Stochastics: evolving networks and nonlinear dynamic processes

The research group on probability theory focuses on networks for modelling complex systems with many interdependencies. Interactions in complex systems are often represented by networks. One problem inherent to this approach is that in real-world problems, the structure of those networks changes with time due to interdependencies. The processes themselves influence the topology of the network, as connections disappear and new ones appear. At the same time, the structure of the network also has a considerable impact on the processes. Within the scope of multiple DFG-funded projects, Professor Anita Winter’s research group has developed analytical and probability theory methods that facilitate the mathematically rigorous description of both effects. In the project ‘Evolving Pathogen Phylogenies: a Two-Level Branching Approach’, funded under the DFG Priority Programme ‘Probabilistic Structures in Evolution’, the researchers developed a model for describing virus populations influenced by cell division processes, in particular, their long-term behaviour. 

Additional projects have been launched in the same field. They are taking place within the scope of the DFG Priority Programme ‘Random Geometric Systems’. One of its members, Dr Anton Klimovsky, is an early-career researcher from our faculty. He is contributing an independent project to the programme.

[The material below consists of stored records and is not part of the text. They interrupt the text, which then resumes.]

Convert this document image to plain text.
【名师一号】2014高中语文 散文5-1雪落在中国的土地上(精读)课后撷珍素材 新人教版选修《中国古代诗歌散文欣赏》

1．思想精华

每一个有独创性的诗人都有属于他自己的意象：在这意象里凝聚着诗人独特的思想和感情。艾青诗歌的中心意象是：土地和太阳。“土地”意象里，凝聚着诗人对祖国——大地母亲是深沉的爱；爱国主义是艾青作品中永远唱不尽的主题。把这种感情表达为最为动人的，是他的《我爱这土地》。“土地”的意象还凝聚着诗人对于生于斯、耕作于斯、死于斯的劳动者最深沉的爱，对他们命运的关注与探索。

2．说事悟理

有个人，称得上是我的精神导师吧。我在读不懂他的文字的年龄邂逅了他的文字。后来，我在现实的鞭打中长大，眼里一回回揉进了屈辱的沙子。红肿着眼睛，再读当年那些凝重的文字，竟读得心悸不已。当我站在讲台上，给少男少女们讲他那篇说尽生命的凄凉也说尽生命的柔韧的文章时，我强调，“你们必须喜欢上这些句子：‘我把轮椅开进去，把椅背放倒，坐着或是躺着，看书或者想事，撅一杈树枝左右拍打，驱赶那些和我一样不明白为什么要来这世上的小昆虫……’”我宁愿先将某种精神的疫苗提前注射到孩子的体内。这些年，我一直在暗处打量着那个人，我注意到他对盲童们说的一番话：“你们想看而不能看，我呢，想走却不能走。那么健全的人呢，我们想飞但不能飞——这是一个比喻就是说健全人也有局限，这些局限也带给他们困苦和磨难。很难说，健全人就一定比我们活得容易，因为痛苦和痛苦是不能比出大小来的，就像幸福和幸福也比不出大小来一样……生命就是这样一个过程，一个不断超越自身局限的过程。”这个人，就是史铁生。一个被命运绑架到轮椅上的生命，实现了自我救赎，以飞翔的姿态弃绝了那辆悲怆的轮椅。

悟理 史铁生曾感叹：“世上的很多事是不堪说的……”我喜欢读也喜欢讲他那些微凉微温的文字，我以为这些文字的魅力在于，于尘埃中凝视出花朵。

The research group on applied stochastics has secured funding for various projects within the scope of their membership of the CRC ’statistical Modelling of Nonlinear Dynamic Processes’. Their work also focuses on similar mathematical structures that may be applied to problems in financial mathematics as well as hearing acoustics. One of the group’s recent projects has produced new results on variance reduction in Markov chains. Variance reduction methods are important tools for reducing complexity in simulation-based, numerical algorithms, such as various Monte Carlo methods. They are also widely used in Bayesian statistics and machine learning.

Issues in machine learning are also a key topic of other research groups that focus on numerical methods, such as Professor Martin Hutzenthaler’s group (stochastics) and Professor Johannes Kraus’s group (numerics).